Several of the legislators complained that it was “underhanded” that they had not seen the proposal until “the eleventh hour,” but administration officials from County Executive Tom Suozzi’s office countered that the economic crisis calls for extreme measures. “The world has changed” since Suozzi released his draft of the budget on Sept. 15, says Deputy County Executive Thomas Stokes, referring to the week that Wall Street went into a tailspin. Many municipal budgets have been slashed as a result of decreased tax revenues.

No crossing guards will be removed from their assigned crossing posts, but with the reduced hours there was speculation that many will now be forced to find other jobs. CSEA President Jerry Laricchiuta refers to cut hours as a layoff, a term which became a point of contention throughout the day.

“It might not technically be one if you look it up in the dictionary, but it’s a layoff as far as I’m concerned,” Laricchiuta says.

“All these decisions are difficult for me, but there aren’t any alternatives that I see,” says Nassau County Police Commissioner Lawrence Mulvey. Cops will have to prioritize and “do more with less” in order to take care of their own clerical work now, he says, as those in attendance booed and yelled out comments in the background, mostly suggesting that the county cut wages from top administrators instead.

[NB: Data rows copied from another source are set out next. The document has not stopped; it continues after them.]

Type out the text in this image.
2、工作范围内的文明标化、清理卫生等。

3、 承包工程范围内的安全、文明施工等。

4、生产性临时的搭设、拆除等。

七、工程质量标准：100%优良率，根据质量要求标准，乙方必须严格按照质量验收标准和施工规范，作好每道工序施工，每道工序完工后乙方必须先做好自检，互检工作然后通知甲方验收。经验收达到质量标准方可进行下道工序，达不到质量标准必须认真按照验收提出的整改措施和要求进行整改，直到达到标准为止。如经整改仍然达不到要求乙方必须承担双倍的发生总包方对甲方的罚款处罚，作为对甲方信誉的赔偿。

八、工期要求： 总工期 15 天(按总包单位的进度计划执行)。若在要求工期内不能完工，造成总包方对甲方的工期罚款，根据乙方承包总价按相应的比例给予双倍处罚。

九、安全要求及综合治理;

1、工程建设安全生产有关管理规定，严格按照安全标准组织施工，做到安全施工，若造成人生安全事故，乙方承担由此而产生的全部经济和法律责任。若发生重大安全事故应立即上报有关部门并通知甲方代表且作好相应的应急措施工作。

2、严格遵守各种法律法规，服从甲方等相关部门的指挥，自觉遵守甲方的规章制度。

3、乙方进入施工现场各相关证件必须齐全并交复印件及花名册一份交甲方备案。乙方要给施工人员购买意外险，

Mulvey angered the crossing guards when he said during his testimony, “some of it was ‘nice to have’ kind of clerical work,” adding that “some of the work is not critical.” Several of the crossing guards who testified after the commissioner were nearly in tears as they described their clerical duties as a necessity to keep investigators from being bogged down in paperwork and said they do more than alphabetize files, as some critics suggested.

Mulvey also says that he is “fairly confident” that Safety Town will be saved by private donations, referring to the kid-sized traffic education facility in Eisenhower Park where third graders go on field trips. Laricchiuta countered that he will file a grievance to ensure the seven crossing guards that staff the facility are not reassigned.

The vote comes on the same day that New York Gov. David Paterson made a plea for Congress to pass another economic stimulus package, this time including aid for state budgets. Paterson announced on Oct. 28 that the state faces a projected $47 billion budget gap over the next four years as a result of Wall Street’s woes.